Les doutes d'un village pro-Macron, un an après l'avoir réélu haut la main

  • «Je ne sais même plus pour qui je vais voter à la prochaine élection, ni même si je vais voter», confie un employé communal, qui avait pourtant opté dès le premier tour pour le candidat Macron, en 2017 puis en 2022
  • Vigoulet-Auzil est décrit par ses habitants comme un village "bourgeois", "plutôt à droite", à l'image de beaucoup d'autres communes situées sur ces coteaux au sud de Toulouse

VIGOULET-AUZIL : Avec plus de 80% des suffrages au second tour, la réélection d'Emmanuel Macron n'a pas fait un pli à Vigoulet-Auzil, petit village proche de Toulouse: un "vote d'adhésion" selon le maire, qu'un an plus tard certains habitants remettent en question.

"Je ne sais même plus pour qui je vais voter à la prochaine élection, ni même si je vais voter", confie Olivier Jean-Alphonse, employé communal, qui avait pourtant opté dès le premier tour pour le candidat Macron, en 2017 puis en 2022.

Convaincu que ce dernier pouvait "apporter un nouveau souffle à la politique", cet électeur de 51 ans se dit "déçu" par la réforme des retraites et le recours à l'article 49.3 de la Constitution, pour la faire passer sans vote.

Le chef de l'Etat "reste trop sur ses positions. Il y a un problème de méthode", soutient-il.

Laurence Ramuscello, aide-soignante, également quinquagénaire, fait un constat similaire: "On a l'impression qu'il est déterminé et qu'il ne veut pas s'encombrer avec l'avis des autres. Déjà les gilets jaunes, il les a complètement sous-estimés".
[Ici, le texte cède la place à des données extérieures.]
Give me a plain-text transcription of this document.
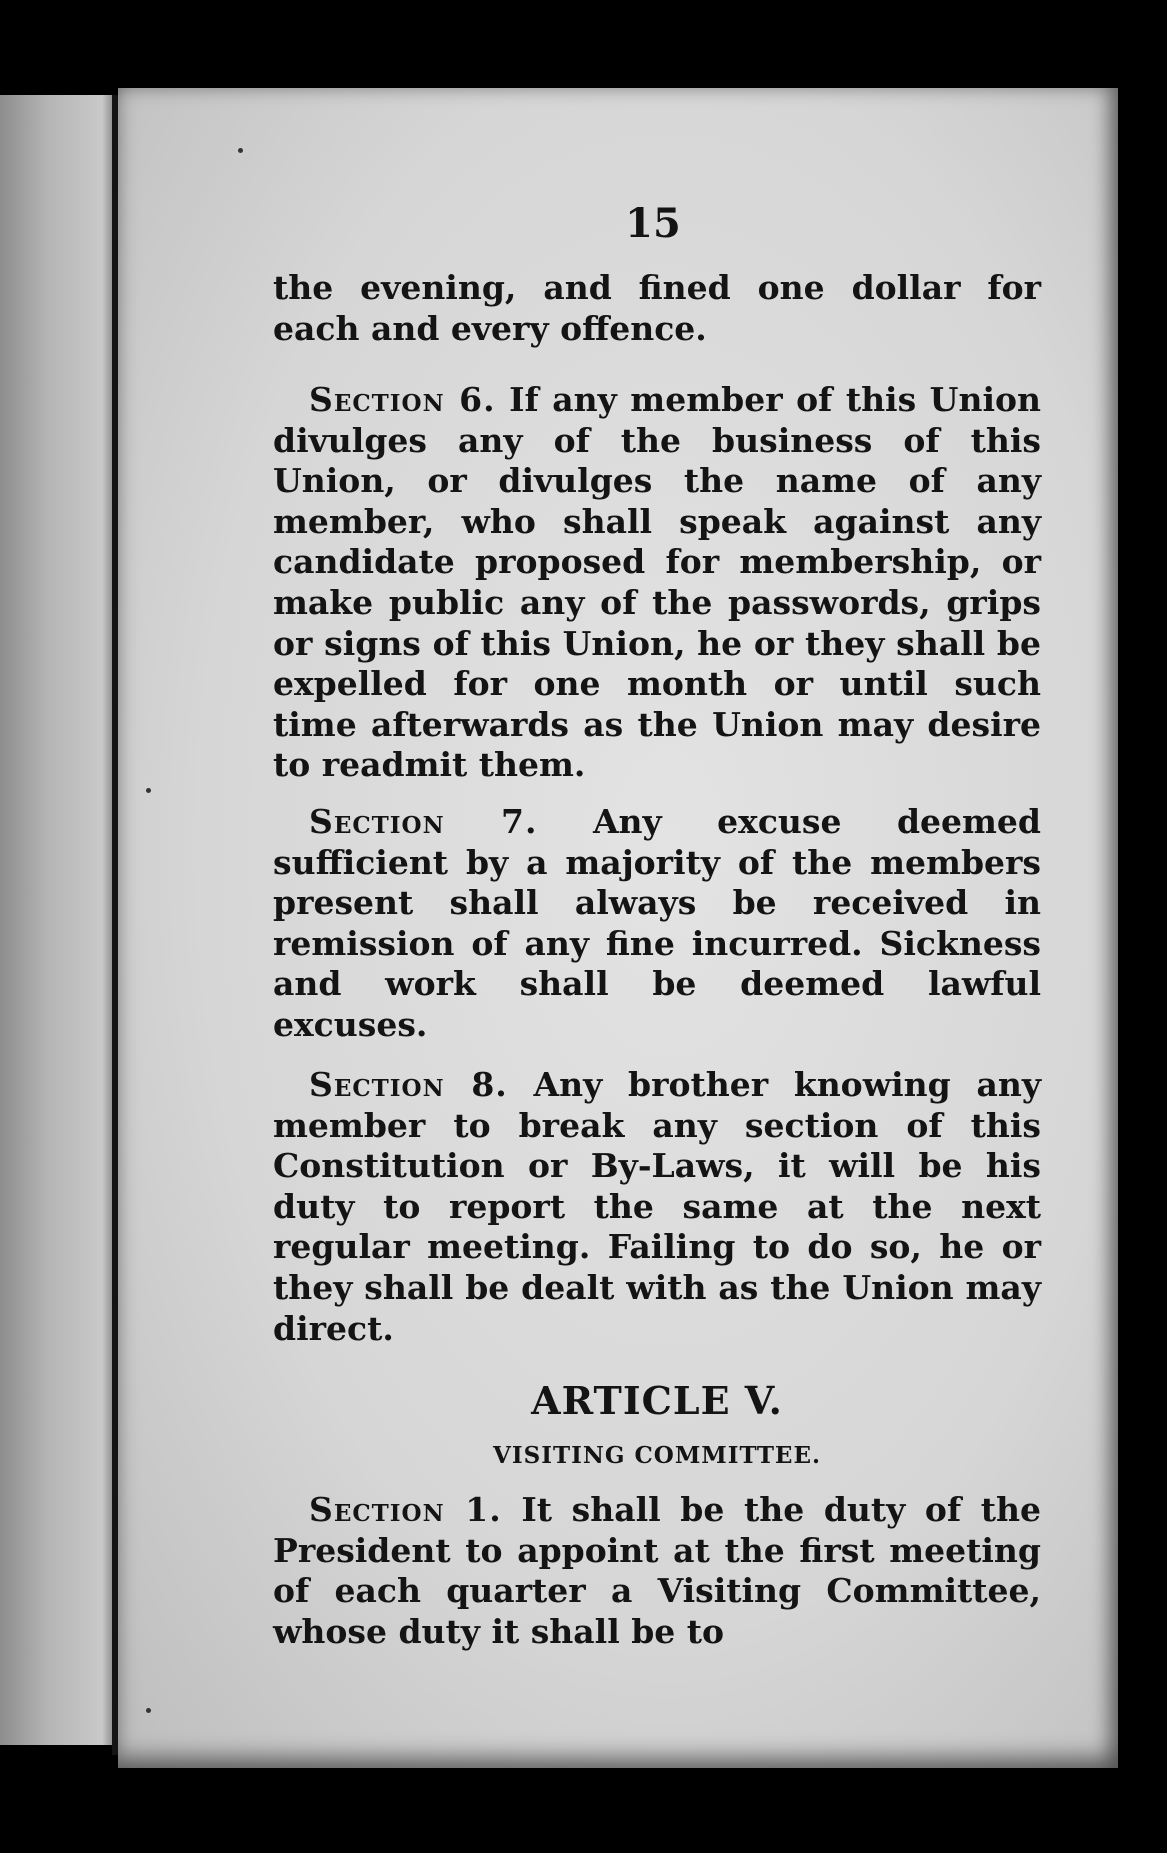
15
the evening, and fined one dollar for each and every offence.
Section 6. If any member of this Union divulges any of the business of this Union, or divulges the name of any member, who shall speak against any candidate proposed for membership, or make public any of the passwords, grips or signs of this Union, he or they shall be expelled for one month or until such time afterwards as the Union may desire to readmit them.
Section 7. Any excuse deemed sufficient by a majority of the members present shall always be received in remission of any fine incurred. Sickness and work shall be deemed lawful excuses.
Section 8. Any brother knowing any member to break any section of this Constitution or By-Laws, it will be his duty to report the same at the next regular meeting. Failing to do so, he or they shall be dealt with as the Union may direct.
ARTICLE V.
VISITING COMMITTEE.
Section 1. It shall be the duty of the President to appoint at the first meeting of each quarter a Visiting Committee, whose duty it shall be to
Celle qui se décrit comme "modérée" et votait auparavant pour François Bayrou, ne regrette pas pour autant d'avoir apporté son suffrage au président sortant. "Les autres n'auraient pas fait mieux et aujourd'hui, il n'y a personne en face de crédible", dit-elle.

Macron plébiscité

Le plébiscite d'Emmanuel Macron l'an dernier dans la commune n'a pas été une surprise: en 2017 déjà, il y avait recueilli 84% des suffrages au second tour.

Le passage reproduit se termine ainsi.